How do you rate Blood Meridian against The Road? The Road is easily in my top 5, but could not get into other McCarthy books. I might give Blood Meridian a try.
I prefer Blood Meridian but it must be said: it is not for everyone. BM is heavy on mood, imagery, description but has little in the way of plot. It’s a bit like reading someone’s dreams - undefined and bizarre but with the sense there is some important meaning or insight at its heart. I think the insight is men are bad by nature. He could be right.
I really like the description of blood meridian as reading someone’s dreams. I am curious how you get men are bad by nature out of it?
There are no “good” characters in the novel that I recall. The kid is really bad even though he is still just a kid. No one tries to guide him to the correct path. No one seems to care. Good doesn’t have a chance to exist in this novel because if it did it would immediately be destroyed by all the badness.
I think McCarthys view is men left to their own devices are bad. Law and order and civilisation are needed for good to exist. There is no real law and I dont remember God being mentioned much either except by the preacher at the start that the Judge has killed just because he can.
An interesting perspective on it thank you for writing it up for me. I haven’t read McCarthys other works so I don’t know the about his views. I do think that the book is highly critical of lawfuless and civilization. The kid goes out into the Mexican desert as a scalp hunter a pseudo legal profession and quickly the gang goes from killing indians to killing Mexicans to killing whomever. I think this shows how thin the veneer of civilization really is.
The kid is a kid and is easily mislead into a life of violence first by the army guy and later by the gang and the judge we never hear his inner monologue so we don’t really know how he feels about what he does. We do know that his heart contains some mercy for the victims of the gang the judge explicitly hunts him down for that mercy.
I see the book a critique/satire of the western genre. I agree it explores and questions the nature evil. But I don’t think it says much about how to tame it.
But didn’t the kid kill someone in a bar fight before he even meets the gang?
You are right I’d forgotten about that. He kills a bartender for slighting him if I recall correctly. Fair enough I suppose judging him as evil for that is a fair take.
The Border Trilogy is fantastic. The first two books are about young men discovering themselves in the west. Book three is a nice coda, bringing them together and closing some threads. Not nearly as violent or bloody as The Road or Blood Meridian.
No Country for Old Men is also fantastic. The movie was very faithful, the book is better but in a different way
I do read new stuff, on occasion, but at the moment they are one and the same: the Lord of the Rings trilogy. I just picked it back up and I already noticed something new. At Bilbo’s 111th birthday party, Tolkien describes the dragon firework as passing “like an express train”, which struck me as an odd turn of phrase that I’d never noticed before.
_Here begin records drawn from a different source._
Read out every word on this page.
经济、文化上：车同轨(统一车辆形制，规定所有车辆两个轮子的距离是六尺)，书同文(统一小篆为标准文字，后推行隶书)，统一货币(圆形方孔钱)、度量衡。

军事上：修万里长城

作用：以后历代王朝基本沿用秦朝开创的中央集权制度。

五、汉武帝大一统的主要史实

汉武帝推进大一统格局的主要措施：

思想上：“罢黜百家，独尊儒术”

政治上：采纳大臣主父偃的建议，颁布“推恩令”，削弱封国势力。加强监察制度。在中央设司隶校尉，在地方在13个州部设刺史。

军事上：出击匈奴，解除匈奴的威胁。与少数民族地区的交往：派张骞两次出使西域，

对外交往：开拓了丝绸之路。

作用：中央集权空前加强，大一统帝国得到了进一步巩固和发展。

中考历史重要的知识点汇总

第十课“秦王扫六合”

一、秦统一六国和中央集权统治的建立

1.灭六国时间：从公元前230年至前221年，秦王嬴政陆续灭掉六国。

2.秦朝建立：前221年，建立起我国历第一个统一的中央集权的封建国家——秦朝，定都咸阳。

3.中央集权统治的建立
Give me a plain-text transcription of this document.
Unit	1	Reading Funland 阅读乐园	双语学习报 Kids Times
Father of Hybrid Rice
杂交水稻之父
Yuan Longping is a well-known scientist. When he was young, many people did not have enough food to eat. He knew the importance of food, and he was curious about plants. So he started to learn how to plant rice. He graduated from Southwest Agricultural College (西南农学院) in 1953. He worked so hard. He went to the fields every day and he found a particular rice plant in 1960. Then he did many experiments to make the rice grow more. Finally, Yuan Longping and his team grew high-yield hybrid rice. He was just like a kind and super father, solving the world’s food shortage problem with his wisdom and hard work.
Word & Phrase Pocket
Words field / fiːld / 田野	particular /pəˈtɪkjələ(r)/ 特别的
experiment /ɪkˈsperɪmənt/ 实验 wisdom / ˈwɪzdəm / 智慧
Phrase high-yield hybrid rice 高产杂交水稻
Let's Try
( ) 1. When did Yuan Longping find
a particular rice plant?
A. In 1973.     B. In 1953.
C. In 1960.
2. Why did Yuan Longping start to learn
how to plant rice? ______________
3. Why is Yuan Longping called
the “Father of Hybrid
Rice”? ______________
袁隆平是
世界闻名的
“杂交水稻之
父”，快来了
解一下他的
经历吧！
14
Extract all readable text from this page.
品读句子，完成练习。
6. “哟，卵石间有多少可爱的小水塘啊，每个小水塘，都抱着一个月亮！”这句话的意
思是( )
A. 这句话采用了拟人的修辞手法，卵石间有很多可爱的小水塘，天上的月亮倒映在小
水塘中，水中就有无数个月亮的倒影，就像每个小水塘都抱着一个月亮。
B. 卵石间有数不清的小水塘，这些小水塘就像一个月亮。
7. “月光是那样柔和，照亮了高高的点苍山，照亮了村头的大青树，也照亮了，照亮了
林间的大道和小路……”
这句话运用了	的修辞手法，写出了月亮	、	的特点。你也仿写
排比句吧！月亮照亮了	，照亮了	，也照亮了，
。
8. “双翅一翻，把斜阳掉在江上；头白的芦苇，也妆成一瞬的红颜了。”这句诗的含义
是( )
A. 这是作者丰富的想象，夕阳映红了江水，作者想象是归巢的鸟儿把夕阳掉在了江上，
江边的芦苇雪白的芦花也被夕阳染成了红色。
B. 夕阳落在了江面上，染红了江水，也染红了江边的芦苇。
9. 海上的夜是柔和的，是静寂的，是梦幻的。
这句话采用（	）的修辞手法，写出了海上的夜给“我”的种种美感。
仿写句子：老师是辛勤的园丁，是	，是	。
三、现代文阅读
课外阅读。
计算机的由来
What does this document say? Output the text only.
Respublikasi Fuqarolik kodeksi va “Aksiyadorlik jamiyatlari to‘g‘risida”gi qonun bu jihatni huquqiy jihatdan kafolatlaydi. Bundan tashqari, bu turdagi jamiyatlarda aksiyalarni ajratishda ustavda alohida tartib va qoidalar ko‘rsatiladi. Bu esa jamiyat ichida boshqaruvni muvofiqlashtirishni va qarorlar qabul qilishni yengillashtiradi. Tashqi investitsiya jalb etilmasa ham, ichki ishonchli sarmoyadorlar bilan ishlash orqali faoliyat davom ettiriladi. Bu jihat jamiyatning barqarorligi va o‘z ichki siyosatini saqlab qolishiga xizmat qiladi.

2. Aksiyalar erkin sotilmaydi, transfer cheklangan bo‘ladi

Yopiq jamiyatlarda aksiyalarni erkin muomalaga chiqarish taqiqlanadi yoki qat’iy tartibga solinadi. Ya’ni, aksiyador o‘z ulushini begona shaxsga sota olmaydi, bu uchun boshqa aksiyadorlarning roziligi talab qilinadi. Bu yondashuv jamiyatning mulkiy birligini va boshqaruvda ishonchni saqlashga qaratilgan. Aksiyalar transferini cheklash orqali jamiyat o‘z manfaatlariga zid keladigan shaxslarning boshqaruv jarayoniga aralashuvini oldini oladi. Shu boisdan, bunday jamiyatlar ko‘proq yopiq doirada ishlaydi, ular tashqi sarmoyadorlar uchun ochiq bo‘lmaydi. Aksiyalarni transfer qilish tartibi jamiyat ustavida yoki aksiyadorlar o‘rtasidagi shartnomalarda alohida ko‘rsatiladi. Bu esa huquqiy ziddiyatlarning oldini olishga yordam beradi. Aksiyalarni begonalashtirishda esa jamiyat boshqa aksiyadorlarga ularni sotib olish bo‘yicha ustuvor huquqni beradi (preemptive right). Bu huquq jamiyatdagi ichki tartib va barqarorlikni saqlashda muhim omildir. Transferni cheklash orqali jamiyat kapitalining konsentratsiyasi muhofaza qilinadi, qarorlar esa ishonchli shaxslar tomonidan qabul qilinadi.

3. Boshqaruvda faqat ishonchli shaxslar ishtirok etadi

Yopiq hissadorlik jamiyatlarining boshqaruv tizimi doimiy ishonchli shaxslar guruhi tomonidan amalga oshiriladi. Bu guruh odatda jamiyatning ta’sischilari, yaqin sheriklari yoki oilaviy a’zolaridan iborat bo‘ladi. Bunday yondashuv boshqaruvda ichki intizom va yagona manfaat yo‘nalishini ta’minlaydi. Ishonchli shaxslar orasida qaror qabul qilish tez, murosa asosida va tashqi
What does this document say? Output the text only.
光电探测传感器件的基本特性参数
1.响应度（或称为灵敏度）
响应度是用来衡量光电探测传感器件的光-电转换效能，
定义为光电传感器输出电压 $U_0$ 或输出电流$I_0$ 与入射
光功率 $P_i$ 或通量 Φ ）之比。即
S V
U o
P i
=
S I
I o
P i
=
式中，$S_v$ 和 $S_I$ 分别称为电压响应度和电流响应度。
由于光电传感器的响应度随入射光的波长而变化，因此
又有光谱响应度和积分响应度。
Among my favorites I remember: Gideon the ninth, slavery by another name, worst journey in the world, anything by Ted Chiang, blindsight/echopraxia
Recent reads: little bosses everywhere (excellent), no more tears (also excellent), get in trouble (I really like parts of it but it’s classic Kelly link, super weird and abrupt)
Gideon the Ninth baffled me
The books in that series all seemed to follow the same pattern of something weird, interesting and mysterious happening, having no idea what was going on, spending the whole book getting a slightly better picture of it only for something else totally incomprehensible to happen and the cycle started again. I wanted to like it but I got sick of the antics. Really interesting world though
Yeah it was interesting but honestly I just kind of found Gideon a bit too much on the cringy side of edgy… There was a lot to like but I found a lot of it very grating somehow.
this entire thread makes me sad, i guess there’s no accounting for taste.
I still enjoyed it, I’m just highlighting the bit I wasn’t as keen on. Its purely a subjective opinion on it, I’m not saying the books are objectively bad or anything. Its fine to like different things.